Matheus Miller: Considerações sobre recintos alfandegados

Nesta edição da coluna, o advogado especializado em Direito Portuário e Relações Governamentais fala sobre a necessidade de formalizar novos acordos de reconhecimento mútuo

Por: Matheus Miller  -  11/07/19  -  00:05

De zona primária ou secundária, os recintos alfandegados são espaços autorizados pela Receita Federal do Brasil para estacionamento ou trânsito de veículos, embarque, desembarque ou trânsito de viajantes; movimentação, armazenagem e submissão a despacho aduaneiro de mercadorias, bens de viajantes e remessas postais – todos procedentes do exterior, ou a ele destinados, inclusive sob regime aduaneiro especial.


Enquanto as mercadorias encontram-se sob o controle aduaneiro, elas devem ser depositadas em recintos alfandegados, públicos ou privados, para que fiquem à disposição dos agentes que realizarão sua admissão em território nacional.

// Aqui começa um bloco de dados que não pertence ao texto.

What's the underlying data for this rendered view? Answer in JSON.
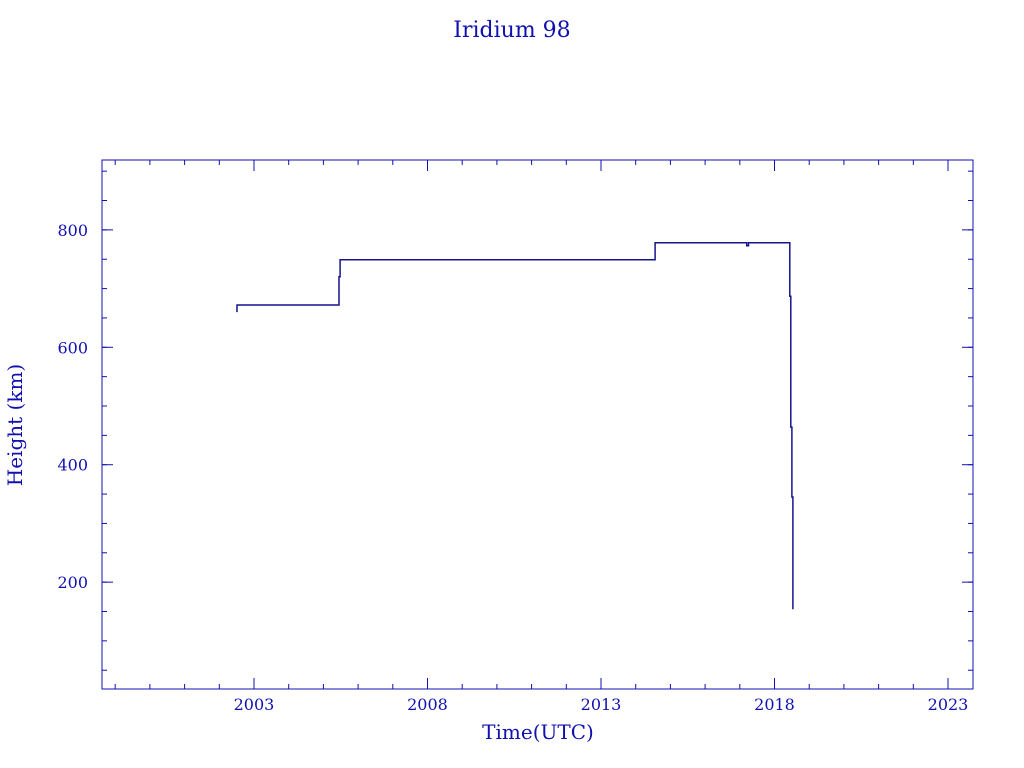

O Regulamento Aduaneiro tem como objetivo assegurar a fiscalização, o controle e a tributação das operações de comércio exterior. Os recintos alfandegados, por sua vez, são ambientes sujeitos a rigorosos controles, onde ocorrem as fiscalizações de ordem aduaneira, fitos sanitária, sanitária e ambiental das mercadorias, tanto quando localizados na zona primária (como portos e aeroportos), quanto na zona secundária (como portos secos e CLIAS).


O Artigo 237 da Constituição Federal não faz distinção entre os recintos alfandegados localizados na zona primária e os localizados na zona secundária: todos realizam as mesmas atividades e prestam serviços públicos de interesse nacional.


Enquanto a infraestrutura alfandegada brasileira segue se aperfeiçoando, consequência dos investimentos privados realizados nos últimos quarenta anos em áreas do comércio exterior, a análise administrativa dos atos de comércio internacional, reservada à administração pública, passa por profunda transformação normativa e promete retirar do Brasil a pecha de país burocrático e atrasado na dinâmica do comércio global.


Nesse sentido, um dos pilares fundamentais do sistema de despacho aduaneiro brasileiro,  o instituto da “presença de carga”, deixou de ser preponderante para o processo de controle aduaneiro. Os novos instrumentos criados pela SRFB, como o Programa Brasileiro de Operador Econômico Autorizado (OEA) e o Portal Único de Comércio Exterior (Siscomex), são alicerçados na confiança recíproca, transparência da atividade comercial e análise prévia de risco - conceitos que chegam a permitir a admissão da mercadoria importada sem sua presença física em um local alfandegado.


Por força dos entendimentos internacionais e interesses globais expressados no acordo de facilitação do comércio exterior, do qual somos signatários, passamos a replicar um modelo adotado em economias desenvolvidas, que possuem sistema tributário simples, processos aduaneiros fundamentados nas premissas de boa-fé,transparência empresarial e tolerância zero com a impunidade, em que o resultado do comércio exterior é majoritário na formaçãodo PIB.


Projetados para tornar os processos de fronteira mais eficientes, o Canadá, os Estados Unidos e o México, por exemplo, trabalham com programas semelhantes ao OEA, que facilitam o comércio entre os países norte-americanos. São os conhecidos Partners in Protection (PIP), Customs-Trade Partnership Against Terrorism (CTPAT) e Authorized Economic Operator (AEO), respectivamente.


Pautados pelos princípios de otimização de tempo, segurança e eficiência, os membros destes programas assumem responsabilidades delineadas pelas associações para aumentar a integridade dos seus processos de produção e transporte; em troca, as empresas que cumprem com os requisitos passam a ser reconhecidas como comerciantes confiáveis e são pré-aprovadas no processo de fiscalização de mercadorias.


Por  aqui, o programa OEA, destinado a promover as exportações brasileiras nessas economias avançadas e desburocratizadas, está servindo fundamentalmente aos importadores para agilizar o controle aduaneiro e a fiscalização de suas mercadorias. A ausência da formalização de novos acordos de reconhecimento mútuo dificulta o ingresso do nosso produto “tipo exportação” nos grandes mercados internacionais.


O futuro dessas ferramentas de logística alfandegada, dotadas de modernas tecnologias de fiscalização, principalmente para a facilitação da movimentação de contêineres, poderá ser cada vez mais caracterizado por esse novo contexto do controle aduaneiro brasileiro. A ideia seria aproveitar o momento para expandir o portfólio dos seus serviços com foco na execução dos regimes aduaneiros especiais, de forma a incrementar o processo produtivo do setor industrial e contribuir para o crescimento da economia.